Pathophysiological choroidal changes in PD are believed to be associated with dopamine levels, which could affect blood perfusion. [(37, 38)] Also, PD patients have increased cerebral small vessels, and decreased retinal dimensions have been observed in these conditions. [(39)] Moreover, α-syn-GFP deposition around retinal arterial vessels could be related to changes in the capillary plexus. [(34, 40)]
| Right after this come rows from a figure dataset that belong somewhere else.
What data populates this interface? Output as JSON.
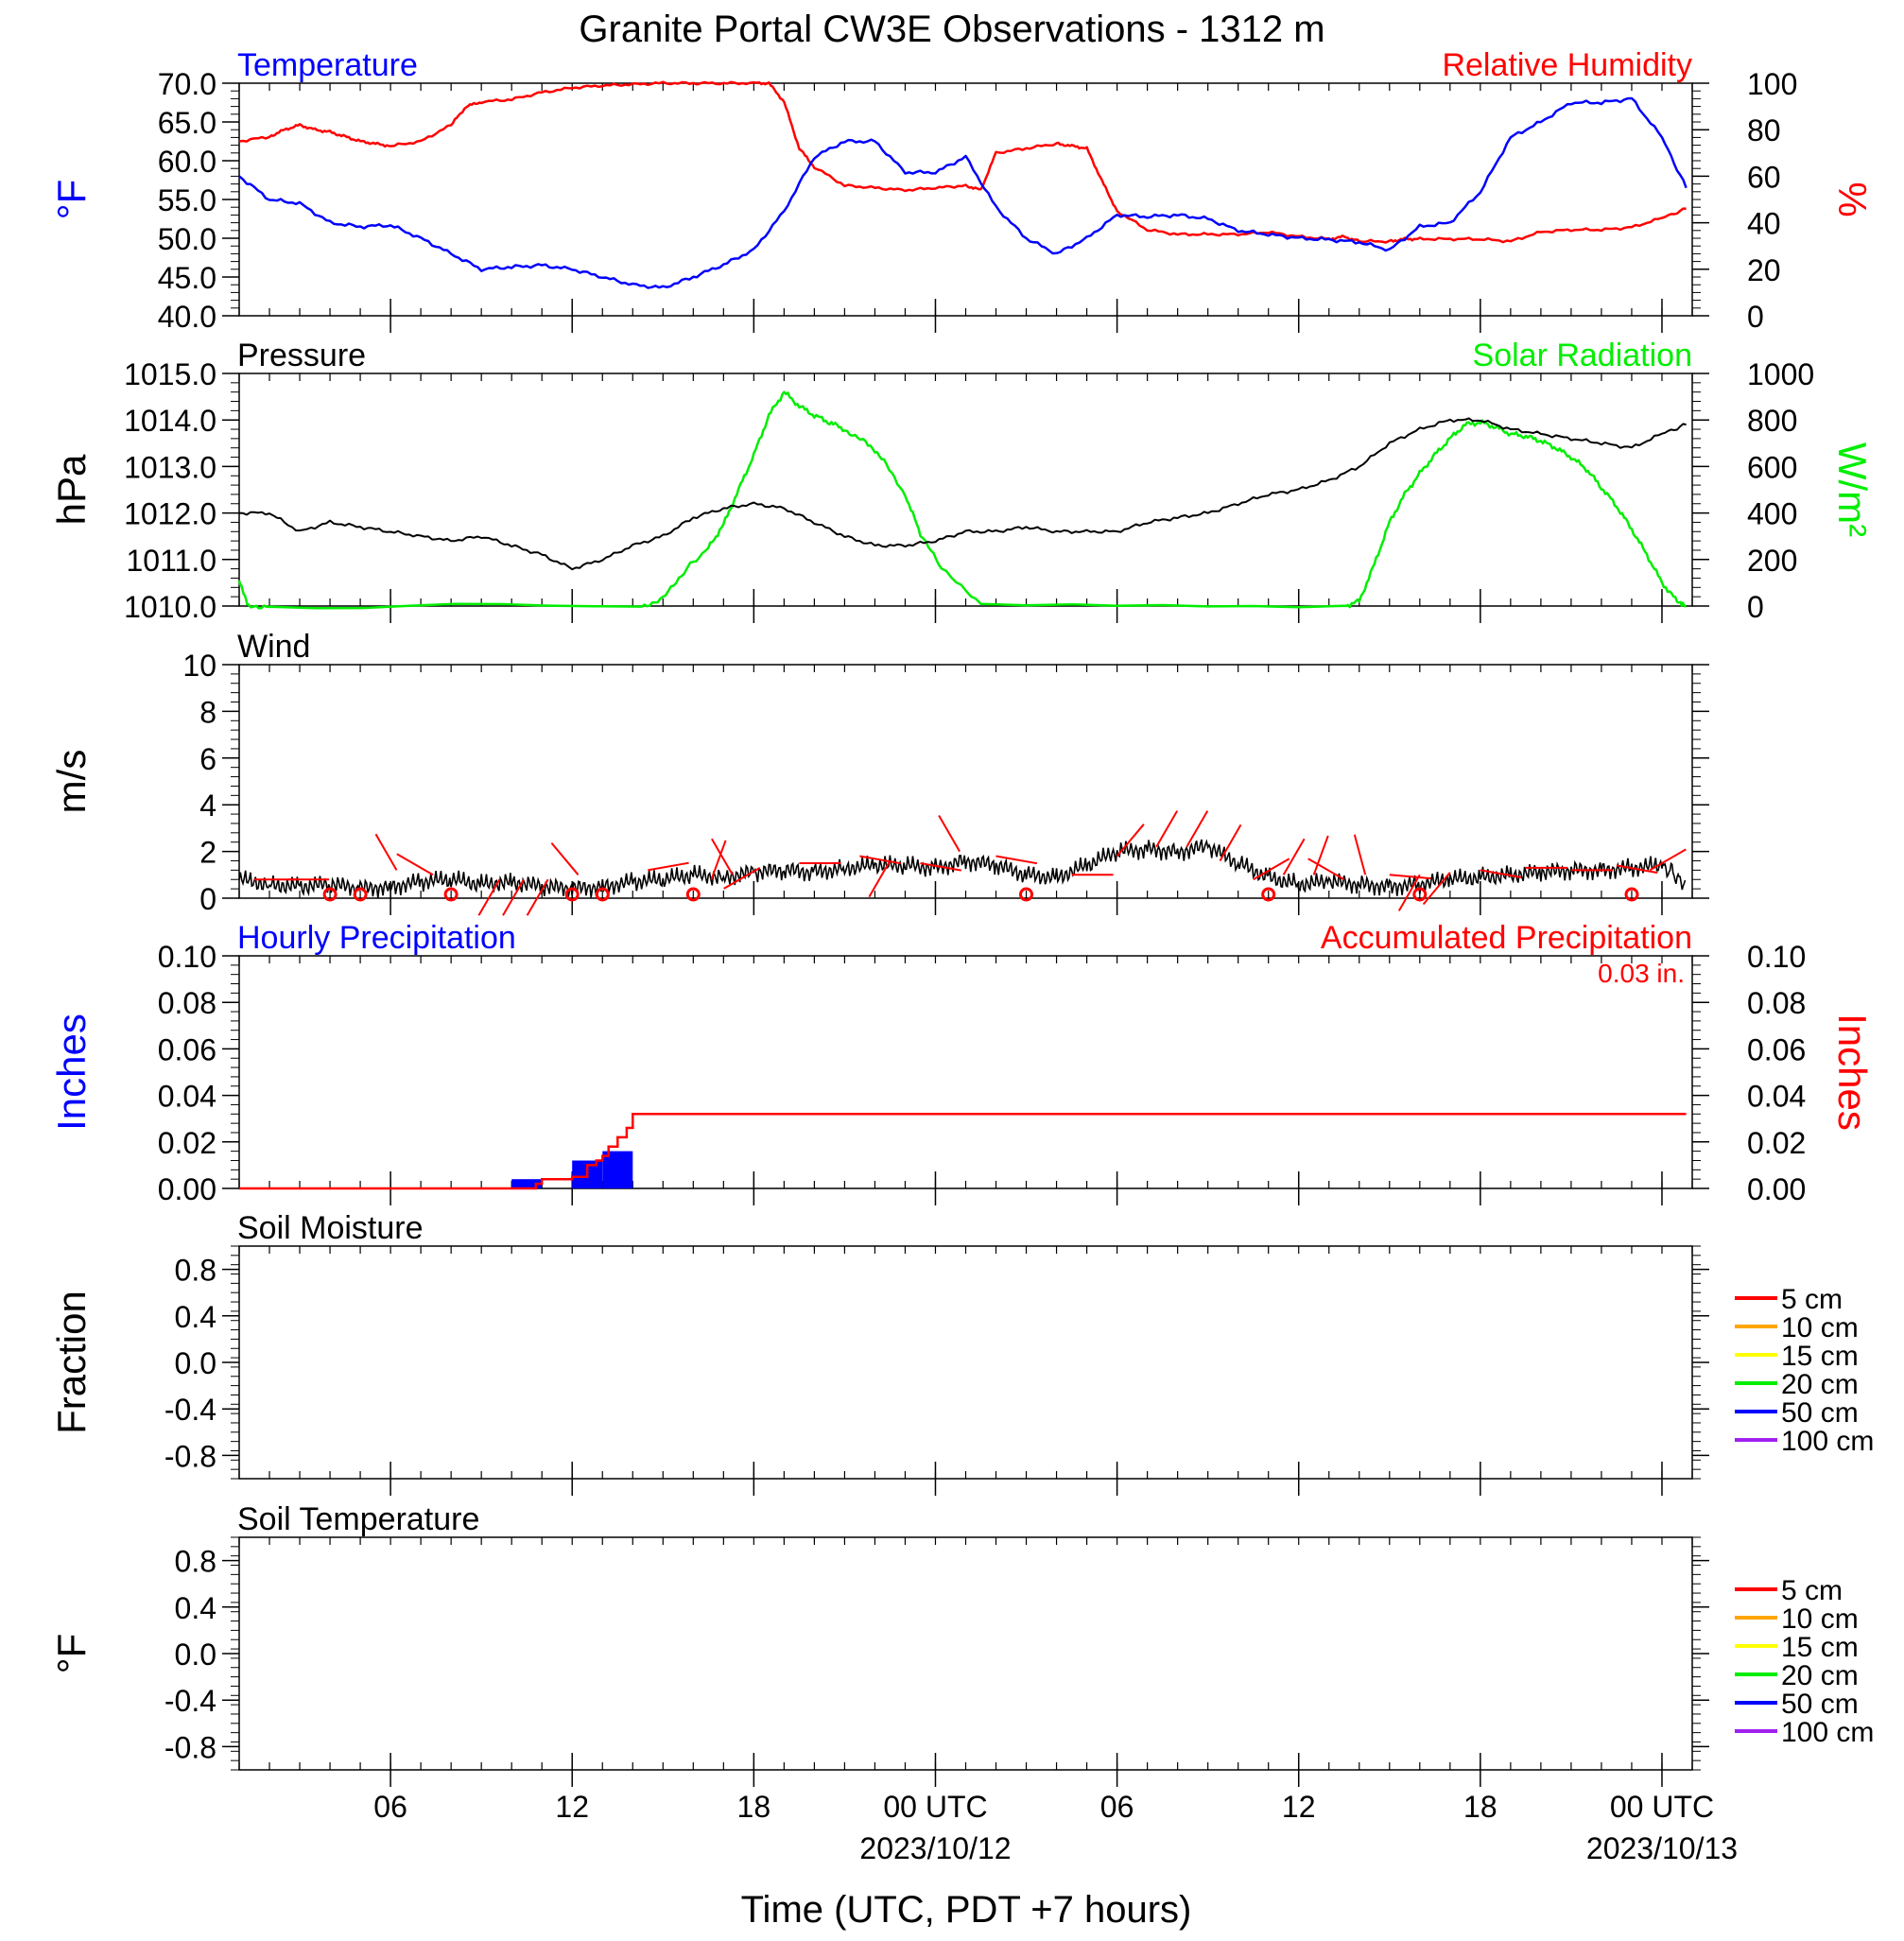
{
  "title": "Granite Portal CW3E Observations - 1312 m",
  "x_axis": {
    "title": "Time (UTC, PDT +7 hours)",
    "range_hours": [
      0,
      48
    ],
    "tick_labels": [
      {
        "hour": 5,
        "label": "06"
      },
      {
        "hour": 11,
        "label": "12"
      },
      {
        "hour": 17,
        "label": "18"
      },
      {
        "hour": 23,
        "label": "00 UTC",
        "date": "2023/10/12"
      },
      {
        "hour": 29,
        "label": "06"
      },
      {
        "hour": 35,
        "label": "12"
      },
      {
        "hour": 41,
        "label": "18"
      },
      {
        "hour": 47,
        "label": "00 UTC",
        "date": "2023/10/13"
      }
    ]
  },
  "colors": {
    "temperature": "#0000ff",
    "humidity": "#ff0000",
    "pressure": "#000000",
    "solar": "#00ee00",
    "wind": "#000000",
    "wind_barb": "#ff0000",
    "hourly_precip": "#0000ff",
    "accum_precip": "#ff0000"
  },
  "panels": {
    "temp_rh": {
      "left_title": "Temperature",
      "right_title": "Relative Humidity",
      "left_ylabel": "°F",
      "right_ylabel": "%",
      "left_ticks": [
        "70.0",
        "65.0",
        "60.0",
        "55.0",
        "50.0",
        "45.0",
        "40.0"
      ],
      "right_ticks": [
        "100",
        "80",
        "60",
        "40",
        "20",
        "0"
      ]
    },
    "pressure_solar": {
      "left_title": "Pressure",
      "right_title": "Solar Radiation",
      "left_ylabel": "hPa",
      "right_ylabel": "W/m²",
      "left_ticks": [
        "1015.0",
        "1014.0",
        "1013.0",
        "1012.0",
        "1011.0",
        "1010.0"
      ],
      "right_ticks": [
        "1000",
        "800",
        "600",
        "400",
        "200",
        "0"
      ]
    },
    "wind": {
      "left_title": "Wind",
      "left_ylabel": "m/s",
      "left_ticks": [
        "10",
        "8",
        "6",
        "4",
        "2",
        "0"
      ]
    },
    "precip": {
      "left_title": "Hourly Precipitation",
      "right_title": "Accumulated Precipitation",
      "total_label": "0.03 in.",
      "left_ylabel": "Inches",
      "right_ylabel": "Inches",
      "left_ticks": [
        "0.10",
        "0.08",
        "0.06",
        "0.04",
        "0.02",
        "0.00"
      ],
      "right_ticks": [
        "0.10",
        "0.08",
        "0.06",
        "0.04",
        "0.02",
        "0.00"
      ]
    },
    "soil_moisture": {
      "left_title": "Soil Moisture",
      "left_ylabel": "Fraction",
      "left_ticks": [
        "0.8",
        "0.4",
        "0.0",
        "-0.4",
        "-0.8"
      ],
      "legend": [
        {
          "label": "5 cm",
          "color": "#ff0000"
        },
        {
          "label": "10 cm",
          "color": "#ffa500"
        },
        {
          "label": "15 cm",
          "color": "#ffff00"
        },
        {
          "label": "20 cm",
          "color": "#00ee00"
        },
        {
          "label": "50 cm",
          "color": "#0000ff"
        },
        {
          "label": "100 cm",
          "color": "#a020f0"
        }
      ]
    },
    "soil_temp": {
      "left_title": "Soil Temperature",
      "left_ylabel": "°F",
      "left_ticks": [
        "0.8",
        "0.4",
        "0.0",
        "-0.4",
        "-0.8"
      ],
      "legend": [
        {
          "label": "5 cm",
          "color": "#ff0000"
        },
        {
          "label": "10 cm",
          "color": "#ffa500"
        },
        {
          "label": "15 cm",
          "color": "#ffff00"
        },
        {
          "label": "20 cm",
          "color": "#00ee00"
        },
        {
          "label": "50 cm",
          "color": "#0000ff"
        },
        {
          "label": "100 cm",
          "color": "#a020f0"
        }
      ]
    }
  },
  "chart_data": [
    {
      "type": "line",
      "panel": "temp_rh",
      "xlabel": "Time (UTC, PDT +7 hours)",
      "ylabel": "°F",
      "ylim": [
        40,
        70
      ],
      "series": [
        {
          "name": "Temperature",
          "axis": "left",
          "x": [
            0,
            1,
            2,
            3,
            4,
            5,
            6,
            7,
            8,
            9,
            10,
            11,
            12,
            13,
            14,
            15,
            16,
            17,
            18,
            19,
            20,
            21,
            22,
            23,
            24,
            25,
            26,
            27,
            28,
            29,
            30,
            31,
            32,
            33,
            34,
            35,
            36,
            37,
            38,
            39,
            40,
            41,
            42,
            43,
            44,
            45,
            46,
            47,
            47.8
          ],
          "y": [
            58,
            55,
            54.5,
            52,
            51.5,
            51.7,
            50,
            48,
            46,
            46.3,
            46.5,
            46,
            45,
            44,
            43.6,
            45,
            46.6,
            48.5,
            53.5,
            60.5,
            62.5,
            62.5,
            58.5,
            58.5,
            60.5,
            54,
            50,
            48,
            50,
            53,
            52.8,
            53,
            52.5,
            51,
            50.5,
            50,
            49.8,
            49.5,
            48.5,
            51.5,
            52,
            56,
            63,
            65,
            67.5,
            67.5,
            68,
            63,
            56.5
          ]
        },
        {
          "name": "Relative Humidity",
          "axis": "right",
          "ylim": [
            0,
            100
          ],
          "x": [
            0,
            1,
            1.5,
            2,
            2.5,
            3,
            3.5,
            4,
            4.5,
            5,
            6,
            7,
            7.5,
            8,
            9,
            10,
            11,
            12,
            13,
            14,
            15,
            16,
            17,
            17.5,
            18,
            18.5,
            19,
            20,
            21,
            22,
            23,
            24,
            24.5,
            25,
            26,
            27,
            27.5,
            28,
            28.5,
            29,
            30,
            31,
            32,
            33,
            34,
            35,
            36,
            36.5,
            37,
            38,
            38.5,
            39,
            40,
            41,
            42,
            43,
            44,
            45,
            46,
            47,
            47.8
          ],
          "y": [
            75,
            77,
            80,
            82,
            80,
            79,
            77,
            75,
            74,
            73,
            75,
            82,
            90,
            92,
            93,
            96,
            98,
            99,
            99.5,
            100,
            100,
            100,
            100,
            100,
            92,
            72,
            64,
            56,
            55,
            54,
            55,
            56,
            54,
            70,
            72,
            74,
            73,
            72,
            58,
            45,
            37,
            35,
            35,
            35,
            36,
            34,
            33,
            34,
            32,
            32,
            33,
            33,
            33,
            33,
            32,
            36,
            37,
            37,
            38,
            42,
            46
          ]
        }
      ]
    },
    {
      "type": "line",
      "panel": "pressure_solar",
      "xlabel": "Time (UTC, PDT +7 hours)",
      "ylabel": "hPa",
      "ylim": [
        1010,
        1015
      ],
      "series": [
        {
          "name": "Pressure",
          "axis": "left",
          "x": [
            0,
            1,
            2,
            3,
            4,
            5,
            6,
            7,
            8,
            9,
            10,
            11,
            12,
            13,
            14,
            15,
            16,
            17,
            18,
            19,
            20,
            21,
            22,
            23,
            24,
            25,
            26,
            27,
            28,
            29,
            30,
            31,
            32,
            33,
            34,
            35,
            36,
            37,
            38,
            39,
            40,
            41,
            42,
            43,
            44,
            45,
            46,
            47,
            47.8
          ],
          "y": [
            1012,
            1012,
            1011.6,
            1011.8,
            1011.7,
            1011.6,
            1011.5,
            1011.4,
            1011.5,
            1011.3,
            1011.1,
            1010.8,
            1011,
            1011.3,
            1011.5,
            1011.9,
            1012.1,
            1012.2,
            1012.1,
            1011.8,
            1011.5,
            1011.3,
            1011.3,
            1011.4,
            1011.6,
            1011.6,
            1011.7,
            1011.6,
            1011.6,
            1011.6,
            1011.8,
            1011.9,
            1012,
            1012.2,
            1012.4,
            1012.5,
            1012.7,
            1013,
            1013.5,
            1013.8,
            1014,
            1014,
            1013.8,
            1013.7,
            1013.6,
            1013.5,
            1013.4,
            1013.7,
            1013.9
          ]
        },
        {
          "name": "Solar Radiation",
          "axis": "right",
          "ylim": [
            0,
            1000
          ],
          "x": [
            0,
            0.3,
            1,
            13.3,
            14,
            14.7,
            15.5,
            16,
            16.5,
            17,
            17.5,
            18,
            18.5,
            19,
            19.5,
            20,
            20.7,
            21.3,
            22,
            22.5,
            23.2,
            24.5,
            36.5,
            37,
            37.5,
            38,
            38.5,
            39,
            39.5,
            40,
            40.5,
            41,
            41.5,
            42,
            42.5,
            43,
            43.5,
            44,
            44.5,
            45,
            45.5,
            46,
            46.5,
            47,
            47.5,
            47.8
          ],
          "y": [
            110,
            0,
            0,
            0,
            30,
            150,
            250,
            350,
            500,
            650,
            820,
            920,
            860,
            820,
            790,
            760,
            700,
            620,
            480,
            310,
            160,
            0,
            0,
            20,
            180,
            360,
            480,
            570,
            650,
            720,
            780,
            790,
            770,
            740,
            730,
            710,
            680,
            640,
            590,
            510,
            430,
            330,
            220,
            100,
            20,
            0
          ]
        }
      ]
    },
    {
      "type": "line",
      "panel": "wind",
      "xlabel": "Time (UTC, PDT +7 hours)",
      "ylabel": "m/s",
      "ylim": [
        0,
        10
      ],
      "series": [
        {
          "name": "Wind",
          "x": [
            0,
            1,
            2,
            3,
            4,
            5,
            6,
            7,
            8,
            9,
            10,
            11,
            12,
            13,
            14,
            15,
            16,
            17,
            18,
            19,
            20,
            21,
            22,
            23,
            24,
            25,
            26,
            27,
            28,
            29,
            30,
            31,
            32,
            33,
            34,
            35,
            36,
            37,
            38,
            39,
            40,
            41,
            42,
            43,
            44,
            45,
            46,
            47,
            47.8
          ],
          "y": [
            0.8,
            0.6,
            0.5,
            0.6,
            0.4,
            0.5,
            0.7,
            0.8,
            0.6,
            0.7,
            0.5,
            0.4,
            0.5,
            0.7,
            0.8,
            1,
            0.9,
            1.1,
            1.2,
            1.1,
            1.3,
            1.4,
            1.4,
            1.3,
            1.6,
            1.4,
            1.0,
            0.9,
            1.4,
            2.0,
            2.1,
            2.0,
            2.2,
            1.5,
            0.9,
            0.6,
            0.7,
            0.6,
            0.5,
            0.6,
            0.8,
            0.9,
            1.0,
            1.1,
            1.2,
            1.2,
            1.3,
            1.4,
            0.6
          ]
        }
      ],
      "barbs": [
        {
          "x": 0.5,
          "speed": 0.8,
          "dir": 90
        },
        {
          "x": 1.6,
          "speed": 0.8,
          "dir": 90
        },
        {
          "x": 5.2,
          "speed": 1.2,
          "dir": 330
        },
        {
          "x": 6.4,
          "speed": 1.0,
          "dir": 300
        },
        {
          "x": 8.6,
          "speed": 0.8,
          "dir": 210
        },
        {
          "x": 9.4,
          "speed": 0.8,
          "dir": 210
        },
        {
          "x": 10.2,
          "speed": 0.8,
          "dir": 210
        },
        {
          "x": 11.2,
          "speed": 1.0,
          "dir": 320
        },
        {
          "x": 13.5,
          "speed": 1.2,
          "dir": 80
        },
        {
          "x": 15.6,
          "speed": 0.8,
          "dir": 20
        },
        {
          "x": 16.3,
          "speed": 1.0,
          "dir": 330
        },
        {
          "x": 17.2,
          "speed": 1.3,
          "dir": 240
        },
        {
          "x": 18.5,
          "speed": 1.5,
          "dir": 90
        },
        {
          "x": 20.5,
          "speed": 1.8,
          "dir": 100
        },
        {
          "x": 21.5,
          "speed": 1.6,
          "dir": 210
        },
        {
          "x": 22.5,
          "speed": 1.5,
          "dir": 100
        },
        {
          "x": 23.8,
          "speed": 2.0,
          "dir": 330
        },
        {
          "x": 25,
          "speed": 1.8,
          "dir": 100
        },
        {
          "x": 27.5,
          "speed": 1.0,
          "dir": 90
        },
        {
          "x": 29,
          "speed": 1.8,
          "dir": 40
        },
        {
          "x": 30.3,
          "speed": 2.2,
          "dir": 30
        },
        {
          "x": 31.3,
          "speed": 2.2,
          "dir": 30
        },
        {
          "x": 32.4,
          "speed": 1.6,
          "dir": 30
        },
        {
          "x": 33.5,
          "speed": 0.8,
          "dir": 60
        },
        {
          "x": 34.5,
          "speed": 1.0,
          "dir": 30
        },
        {
          "x": 35.5,
          "speed": 1.0,
          "dir": 20
        },
        {
          "x": 36.5,
          "speed": 0.8,
          "dir": 300
        },
        {
          "x": 37.2,
          "speed": 1.0,
          "dir": 345
        },
        {
          "x": 38,
          "speed": 1.0,
          "dir": 95
        },
        {
          "x": 39,
          "speed": 1.0,
          "dir": 210
        },
        {
          "x": 40,
          "speed": 1.1,
          "dir": 220
        },
        {
          "x": 41,
          "speed": 1.2,
          "dir": 100
        },
        {
          "x": 42.5,
          "speed": 1.3,
          "dir": 90
        },
        {
          "x": 44,
          "speed": 1.2,
          "dir": 90
        },
        {
          "x": 45.5,
          "speed": 1.4,
          "dir": 100
        },
        {
          "x": 46.6,
          "speed": 1.2,
          "dir": 60
        }
      ],
      "calm_x": [
        3,
        4,
        7,
        11,
        12,
        15,
        26,
        34,
        39,
        46
      ]
    },
    {
      "type": "bar",
      "panel": "precip",
      "xlabel": "Time (UTC, PDT +7 hours)",
      "ylabel": "Inches",
      "ylim": [
        0,
        0.1
      ],
      "series": [
        {
          "name": "Hourly Precipitation",
          "bars": [
            {
              "x0": 9,
              "x1": 10,
              "value": 0.004
            },
            {
              "x0": 11,
              "x1": 12,
              "value": 0.012
            },
            {
              "x0": 12,
              "x1": 13,
              "value": 0.016
            }
          ]
        },
        {
          "name": "Accumulated Precipitation",
          "kind": "step",
          "x": [
            0,
            9.2,
            9.8,
            10,
            11,
            11.5,
            11.8,
            12,
            12.2,
            12.5,
            12.8,
            13,
            47.8
          ],
          "y": [
            0,
            0,
            0.002,
            0.004,
            0.005,
            0.01,
            0.012,
            0.014,
            0.018,
            0.022,
            0.026,
            0.032,
            0.032
          ]
        }
      ]
    }
  ]
}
OCT devices detect interferometry between reference and measurement beams and, based on this information, calculate the distance travelled. In optics, distance is not only a geometrical measurement but an optical distance that depends on index refraction and geometrical distance. If the media through which light propagates change, events occur that change the optical distance. Various studies put forward different hypotheses regarding changes in vascular tissue, blood perfusion, vessel walls, etc. in PD patients. A significant change in refractive index is necessary to produce a detectable change in light propagation; however, it cannot be ruled out that these variations exist and that they produce variations in the optical distance calculated by OCT in the interferometry analysis. An example would be a swollen cornea and how it alters results obtained using optical diagnosis techniques. Also, commercial OCT devices do not usually consider changes in the direction of propagation in the path of the examination beam due to changes in the medium within the eye. This fact could also produce differences in the optical distances calculated, and therefore, in the thickness measurements.
For this reason, we propose not focusing on an isolated measurement of uncertain origin, such as the thickness of the choroidal structure. It is evident that the extent of the discrepancies and variability in the results is due to reasons as yet unknown. The area parameter, the optical density image, and other parameters previously mentioned and obtained automatically from an OCT image are more reliable because they allow elimination of many of the factors listed above. It is becoming clear that changes occur in the choroidal vascular structure in PD subjects and more studies are necessary. AI procedures can help to find these differences and define a pattern, but it is necessary to have a large number of standardized, high-quality images that can be processed. Other imaging techniques, such as MRI, have public databases containing thousands of images and the corresponding diagnoses with which to develop this type of diagnostic support algorithm based on deep learning.
The non-commercial superpixel segmentation algorithm used in this study allows detection of choroidal alterations in Neurodegenerative Disease by processing OCT images. This method may be used in early diagnosis of MS or PD and has the potential to be a non-invasive, easily tolerated, low-cost and effective tool for early diagnosis and even for differential diagnosis of Neurodegenerative Disease. In addition, it is an algorithm that can process images obtained with any OCT device, making it easy to integrate into clinical practice.